The Endocrinologic and Metabolic Drugs Advisory Committee of the Food and Drug Administration (FDA) voted in late July not to recommend approval at this time of Amylin Pharmaceuticals’ pramlintide acetate (Symlin) for the treatment of Type 1 and insulin-using Type 2 diabetes. However, eight out of nine committee members voted that the data presented were adequate to demonstrate efficacy of Symlin in both Type 1 and insulin-using Type 2 diabetes, which the FDA also acknowledged in their presentation. The majority of the committee members voiced encouragement for the potential of Symlin therapy. Concerns focused on safety issues, particularly upon issues involved with the initiation of therapy. Committee members requested that the company submit additional data to respond to safety concerns.

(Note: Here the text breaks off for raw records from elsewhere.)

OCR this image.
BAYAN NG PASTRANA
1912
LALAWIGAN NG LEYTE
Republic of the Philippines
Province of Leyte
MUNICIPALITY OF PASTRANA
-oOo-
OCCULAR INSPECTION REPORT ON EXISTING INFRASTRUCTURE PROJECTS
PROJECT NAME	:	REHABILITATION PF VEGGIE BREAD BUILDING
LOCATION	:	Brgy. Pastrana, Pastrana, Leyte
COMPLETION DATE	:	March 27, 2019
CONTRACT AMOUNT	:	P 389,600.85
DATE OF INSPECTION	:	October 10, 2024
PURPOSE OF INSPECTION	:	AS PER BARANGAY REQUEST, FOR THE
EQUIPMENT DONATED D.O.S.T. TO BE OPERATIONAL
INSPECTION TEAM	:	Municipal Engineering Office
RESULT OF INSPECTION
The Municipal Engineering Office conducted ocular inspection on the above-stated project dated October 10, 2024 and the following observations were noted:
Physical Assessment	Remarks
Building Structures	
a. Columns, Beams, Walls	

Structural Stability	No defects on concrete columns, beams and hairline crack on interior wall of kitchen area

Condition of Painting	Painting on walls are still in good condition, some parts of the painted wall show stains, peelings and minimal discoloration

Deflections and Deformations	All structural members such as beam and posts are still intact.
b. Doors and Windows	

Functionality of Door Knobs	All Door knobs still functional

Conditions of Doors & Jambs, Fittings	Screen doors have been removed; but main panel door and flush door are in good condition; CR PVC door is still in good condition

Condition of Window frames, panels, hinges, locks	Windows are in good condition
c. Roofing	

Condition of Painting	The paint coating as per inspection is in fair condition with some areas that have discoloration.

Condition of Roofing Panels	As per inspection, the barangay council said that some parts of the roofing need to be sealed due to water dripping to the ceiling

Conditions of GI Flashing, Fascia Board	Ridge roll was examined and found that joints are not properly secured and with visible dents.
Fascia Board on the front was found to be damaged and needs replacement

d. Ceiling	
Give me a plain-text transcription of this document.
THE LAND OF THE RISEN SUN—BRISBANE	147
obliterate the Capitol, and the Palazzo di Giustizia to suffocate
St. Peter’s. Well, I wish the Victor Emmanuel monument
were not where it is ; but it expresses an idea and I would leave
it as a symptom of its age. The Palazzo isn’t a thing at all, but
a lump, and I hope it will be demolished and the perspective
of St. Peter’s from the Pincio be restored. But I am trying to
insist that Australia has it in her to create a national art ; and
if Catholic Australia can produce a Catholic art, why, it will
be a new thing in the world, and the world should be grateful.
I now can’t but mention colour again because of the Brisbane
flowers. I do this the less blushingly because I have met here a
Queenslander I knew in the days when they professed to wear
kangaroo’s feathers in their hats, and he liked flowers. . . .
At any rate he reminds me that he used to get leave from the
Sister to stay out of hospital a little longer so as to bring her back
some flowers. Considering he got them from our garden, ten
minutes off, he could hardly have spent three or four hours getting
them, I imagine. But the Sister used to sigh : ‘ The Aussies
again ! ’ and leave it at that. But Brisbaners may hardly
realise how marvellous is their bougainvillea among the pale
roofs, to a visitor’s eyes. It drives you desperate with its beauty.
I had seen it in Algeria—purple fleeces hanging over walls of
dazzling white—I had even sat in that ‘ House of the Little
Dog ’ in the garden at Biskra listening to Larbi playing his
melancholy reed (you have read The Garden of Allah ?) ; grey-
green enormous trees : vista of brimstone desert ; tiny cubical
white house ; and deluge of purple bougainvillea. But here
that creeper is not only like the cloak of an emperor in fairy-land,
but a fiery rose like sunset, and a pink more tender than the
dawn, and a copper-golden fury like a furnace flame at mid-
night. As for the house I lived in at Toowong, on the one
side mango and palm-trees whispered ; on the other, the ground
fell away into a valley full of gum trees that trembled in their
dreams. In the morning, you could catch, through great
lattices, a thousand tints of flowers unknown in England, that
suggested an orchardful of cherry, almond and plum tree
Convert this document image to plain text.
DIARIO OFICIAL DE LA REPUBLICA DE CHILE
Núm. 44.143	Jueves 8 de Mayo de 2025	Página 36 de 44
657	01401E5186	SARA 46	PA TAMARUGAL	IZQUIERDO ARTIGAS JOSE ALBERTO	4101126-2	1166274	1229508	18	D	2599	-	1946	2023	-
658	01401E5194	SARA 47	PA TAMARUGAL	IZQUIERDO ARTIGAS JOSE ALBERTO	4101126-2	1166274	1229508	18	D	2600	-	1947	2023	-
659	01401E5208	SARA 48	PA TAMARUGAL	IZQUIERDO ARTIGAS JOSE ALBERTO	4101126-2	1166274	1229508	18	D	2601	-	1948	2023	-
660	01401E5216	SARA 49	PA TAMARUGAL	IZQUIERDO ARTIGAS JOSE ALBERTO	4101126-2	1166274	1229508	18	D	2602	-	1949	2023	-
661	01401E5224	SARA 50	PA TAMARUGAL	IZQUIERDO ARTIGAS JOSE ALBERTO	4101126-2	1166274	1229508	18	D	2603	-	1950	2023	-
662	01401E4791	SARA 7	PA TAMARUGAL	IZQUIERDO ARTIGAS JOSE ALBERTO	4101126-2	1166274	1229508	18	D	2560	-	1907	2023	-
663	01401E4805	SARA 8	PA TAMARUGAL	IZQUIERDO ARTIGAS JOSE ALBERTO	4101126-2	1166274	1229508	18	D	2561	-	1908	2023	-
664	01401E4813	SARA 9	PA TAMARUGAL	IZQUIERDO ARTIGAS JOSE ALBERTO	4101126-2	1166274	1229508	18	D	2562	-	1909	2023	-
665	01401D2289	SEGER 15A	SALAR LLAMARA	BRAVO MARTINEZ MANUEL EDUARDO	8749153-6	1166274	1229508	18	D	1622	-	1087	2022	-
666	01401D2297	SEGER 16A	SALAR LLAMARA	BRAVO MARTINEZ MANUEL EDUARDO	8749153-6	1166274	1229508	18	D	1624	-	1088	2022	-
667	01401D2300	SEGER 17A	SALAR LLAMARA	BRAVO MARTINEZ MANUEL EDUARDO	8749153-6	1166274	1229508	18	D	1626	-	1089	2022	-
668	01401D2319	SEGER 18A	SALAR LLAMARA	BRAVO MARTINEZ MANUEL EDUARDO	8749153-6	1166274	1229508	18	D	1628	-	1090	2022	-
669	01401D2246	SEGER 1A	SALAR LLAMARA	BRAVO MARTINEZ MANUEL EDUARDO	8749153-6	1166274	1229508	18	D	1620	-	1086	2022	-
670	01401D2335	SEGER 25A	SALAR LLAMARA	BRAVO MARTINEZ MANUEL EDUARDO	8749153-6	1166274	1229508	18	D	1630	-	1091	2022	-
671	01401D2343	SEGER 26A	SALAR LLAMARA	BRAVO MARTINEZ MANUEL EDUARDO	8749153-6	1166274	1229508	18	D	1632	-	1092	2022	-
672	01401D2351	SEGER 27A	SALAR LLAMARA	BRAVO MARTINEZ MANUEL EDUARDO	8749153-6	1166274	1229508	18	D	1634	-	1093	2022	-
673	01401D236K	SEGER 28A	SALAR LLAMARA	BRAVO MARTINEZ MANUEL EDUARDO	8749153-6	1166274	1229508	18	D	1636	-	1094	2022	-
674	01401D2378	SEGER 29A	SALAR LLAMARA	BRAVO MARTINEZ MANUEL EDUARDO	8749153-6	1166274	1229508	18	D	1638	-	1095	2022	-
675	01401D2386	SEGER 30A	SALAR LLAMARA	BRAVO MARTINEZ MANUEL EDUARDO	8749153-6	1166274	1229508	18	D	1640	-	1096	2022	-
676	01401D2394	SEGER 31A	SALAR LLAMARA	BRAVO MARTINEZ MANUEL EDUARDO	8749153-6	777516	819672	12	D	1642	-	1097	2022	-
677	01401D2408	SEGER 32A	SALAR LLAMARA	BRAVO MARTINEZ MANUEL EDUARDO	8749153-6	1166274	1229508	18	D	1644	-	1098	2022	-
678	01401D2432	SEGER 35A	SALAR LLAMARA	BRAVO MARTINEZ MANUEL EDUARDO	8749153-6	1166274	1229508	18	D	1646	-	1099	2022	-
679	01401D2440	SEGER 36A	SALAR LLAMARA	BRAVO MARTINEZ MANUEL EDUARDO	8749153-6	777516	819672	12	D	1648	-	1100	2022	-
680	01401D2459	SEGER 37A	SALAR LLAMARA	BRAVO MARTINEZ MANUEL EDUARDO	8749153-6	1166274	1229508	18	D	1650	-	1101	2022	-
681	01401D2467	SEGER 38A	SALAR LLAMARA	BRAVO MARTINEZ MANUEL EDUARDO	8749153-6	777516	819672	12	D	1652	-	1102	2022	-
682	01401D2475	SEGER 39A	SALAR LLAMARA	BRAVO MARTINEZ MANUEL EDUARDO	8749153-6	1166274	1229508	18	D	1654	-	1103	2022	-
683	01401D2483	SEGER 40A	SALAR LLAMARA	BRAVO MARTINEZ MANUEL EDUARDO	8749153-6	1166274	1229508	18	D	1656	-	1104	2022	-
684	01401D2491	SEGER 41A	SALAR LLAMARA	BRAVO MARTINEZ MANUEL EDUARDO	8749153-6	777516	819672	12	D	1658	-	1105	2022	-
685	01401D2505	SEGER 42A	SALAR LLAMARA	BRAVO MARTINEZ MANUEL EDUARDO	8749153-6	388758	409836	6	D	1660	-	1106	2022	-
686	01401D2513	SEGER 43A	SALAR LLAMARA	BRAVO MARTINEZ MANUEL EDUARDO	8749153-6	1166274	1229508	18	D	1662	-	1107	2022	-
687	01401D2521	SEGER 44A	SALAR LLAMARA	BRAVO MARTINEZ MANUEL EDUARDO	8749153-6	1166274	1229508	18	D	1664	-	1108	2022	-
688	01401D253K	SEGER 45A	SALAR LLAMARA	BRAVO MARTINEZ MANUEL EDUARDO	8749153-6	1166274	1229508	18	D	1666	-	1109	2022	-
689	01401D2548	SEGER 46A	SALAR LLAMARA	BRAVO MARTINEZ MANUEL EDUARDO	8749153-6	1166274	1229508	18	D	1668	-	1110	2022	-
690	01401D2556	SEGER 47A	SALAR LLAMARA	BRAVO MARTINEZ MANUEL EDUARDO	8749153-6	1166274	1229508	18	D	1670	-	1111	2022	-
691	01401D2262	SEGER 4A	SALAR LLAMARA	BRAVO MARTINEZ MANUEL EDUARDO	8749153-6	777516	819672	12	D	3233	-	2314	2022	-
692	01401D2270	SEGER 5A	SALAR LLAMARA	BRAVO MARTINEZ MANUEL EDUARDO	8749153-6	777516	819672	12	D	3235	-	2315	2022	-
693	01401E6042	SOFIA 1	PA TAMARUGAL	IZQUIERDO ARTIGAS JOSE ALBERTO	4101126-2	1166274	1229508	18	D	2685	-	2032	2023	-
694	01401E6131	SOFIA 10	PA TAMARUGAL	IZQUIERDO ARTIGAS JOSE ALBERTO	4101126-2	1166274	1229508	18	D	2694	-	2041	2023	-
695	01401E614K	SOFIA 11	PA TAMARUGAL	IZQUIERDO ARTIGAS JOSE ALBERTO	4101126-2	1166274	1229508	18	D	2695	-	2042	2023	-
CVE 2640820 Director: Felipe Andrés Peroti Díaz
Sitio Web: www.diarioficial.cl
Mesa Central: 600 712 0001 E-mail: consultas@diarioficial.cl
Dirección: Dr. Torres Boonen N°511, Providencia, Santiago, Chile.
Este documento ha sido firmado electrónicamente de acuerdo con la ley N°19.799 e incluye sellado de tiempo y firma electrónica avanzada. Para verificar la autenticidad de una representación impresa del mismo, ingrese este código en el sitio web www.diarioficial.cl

Advisory committees provide independent advice and recommendations to the FDA on scientific and technical matters related to the development and evaluation of regulated products. The FDA itself makes the final decisions.
GlaxoSmithKline announced in late July that it has substantially changed the appearance of container labeling in an effort to reduce the potential for dispensing errors involving the tablet form of its antiepileptic drug, Lamictal (lamotrigine).
The most common dispensing errors have been between Lamisil, an antifungal tablet manufactured by Novartis Pharmaceutical Corp., and Lamictal. In these instances, either Lamisil was substituted for Lamictal or Lamictal was substituted for Lamisil. GlaxoSmithKline has received reports of prescription dispensing errors involving Lamictal and other medications including lamivudine, Ludiomil, labetalol, and Lomotil.
To more clearly differentiate Lamictal from other prescription products on pharmacists’ shelves, the following packaging changes have been implemented:
• The Lamictal proprietary name has been modified visually to minimize potentially confusing syllables.
• Use of different color labels distinguishes the different tablet strengths of Lamictal from each other as well as other drugs.
• The following message has been added to the label, "CAUTION: Verify Product Dispensed."
• The bottle cap has been changed from white to yellow.
The small incremental improvements to existing drugs that make up the majority of the new drug approvals by the Food and Drug Administration each year provide important health benefits to patients, especially elderly ones, according to a study released in July by the Center for Pharmaceutical Health Services Research at Temple University in Philadelphia.
Newer drugs in a therapeutic class often have fewer side effects, have improved drug safety and effectiveness, and are used more easily, which facilitates compliance with prescribed treatments, the study says. A wide variety of product alternatives permit treatments to be better tailored to individual patient needs.
In addition to improving health outcomes, products entering the market that represent incremental innovations over their predecessors often are less expensive than existing agents in a therapeutic class, the study says. The result is less expensive alternatives long before generic products are available.